Review extraction service

  • 更新済み: 2022/01/27

    After you have confirmed that the documents you want to extract content from are standard forms, you can then plan the type of standard forms extraction service that fits your requirement.

    The Artificial Intelligence (AI) services supported for content extraction from standard forms are:

    IQ Bot extraction service

    Extraction service available in IQ Bot is developed using various OCR engines such as Microsoft Azure, Google Vision API, ABBYY FineReader Engine standard forms, and so on. This extraction service can be used to extract content from standard forms.

    Guidelines for using IQ Bot extraction service
    • Documents are of good quality (300 dpi)
    • Content in any of the document is not dense
    • Input documents do not have any handwritten copies (limited support)
    • There are no signatures
    • Contain simple table layout (span within a page) with clear header, table boundaries, and so on
    • Does not contain any tables or content that have checkboxes (limited support)
    • Does not have any repeated sections (limited support)
    Benefits of IQ Bot extraction service
    • An integrated and simple out-of-the-box setup
    • Various OCR engines to increase accuracy of extraction
    • Complex layouts (repeated sections, continuous tables etc) can be extracted for specific cases (needs testing)
    • Only requires IQ Bot license

    Microsoft Azure Form Recognizer service

    Provides Artificial Intelligence (AI) service that is very well suited for extracting content from standard forms. You can create custom models where documents can be labelled and trained.

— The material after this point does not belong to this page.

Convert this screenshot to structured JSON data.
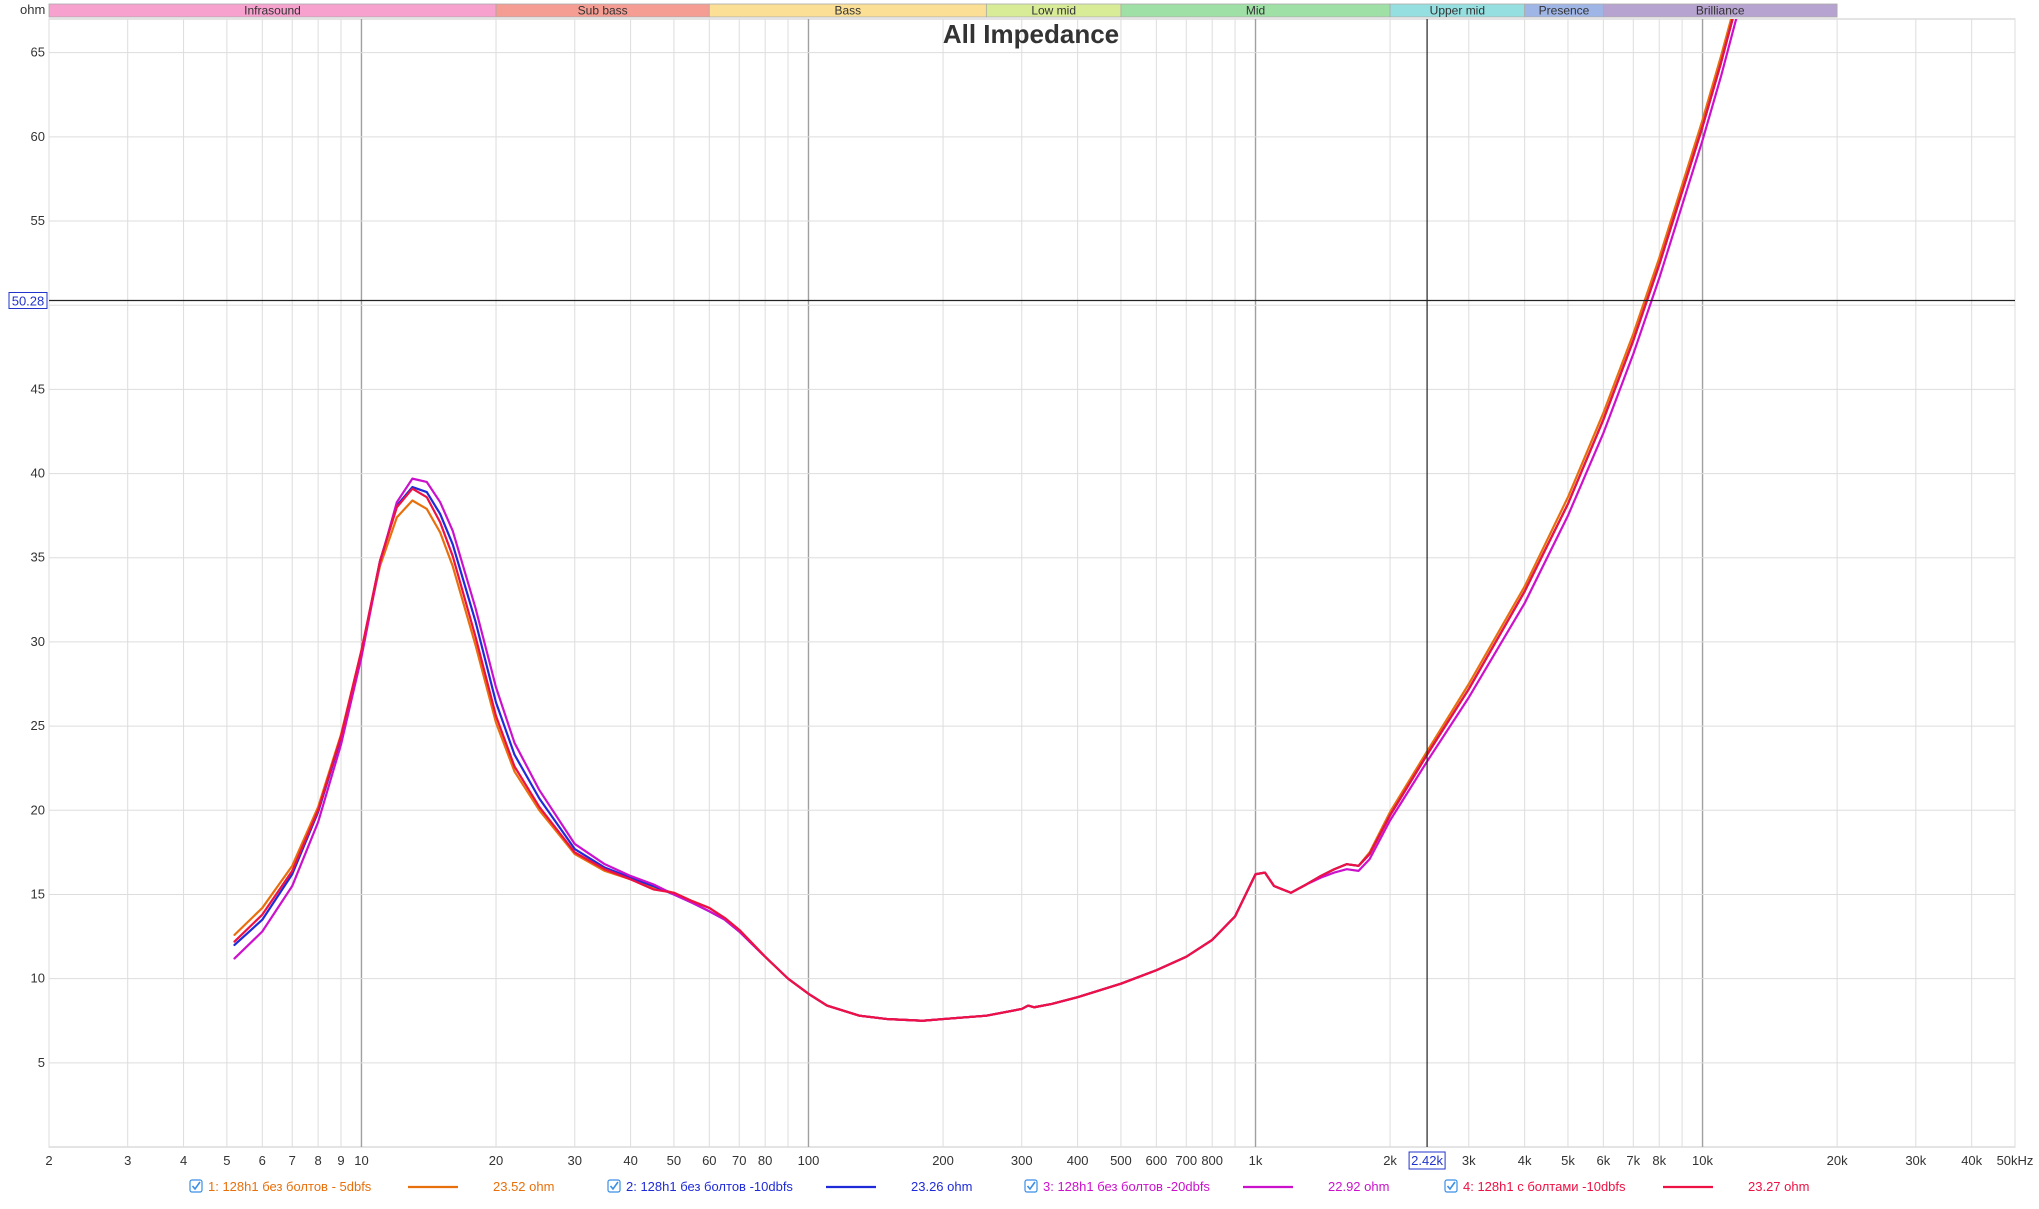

    Guidelines for using Microsoft Azure Forms Recognizer service

    • Input documents:
      • can be dense (contain lot of details and information) and have a reasonable quality (>200 dpi)
      • can contain checkboxes and radio buttons
      • can have handwritten content
      • can contain signatures
      • can contain tables

        The input documents can also contain tables that span over a single page. However, if the standard forms contain table that span across multiple pages, the content extraction can fail.

    • None of the sections in the input documents are not repeated
    • Documents that contain transpose tables

    Benefits of Microsoft Azure Forms Recognizer service

    • Diverse standard form type documents can be processed
    • Auto detection feature can identify different types of tables such as header-less table, inverted tables, and so on
    • Good support for handwritten forms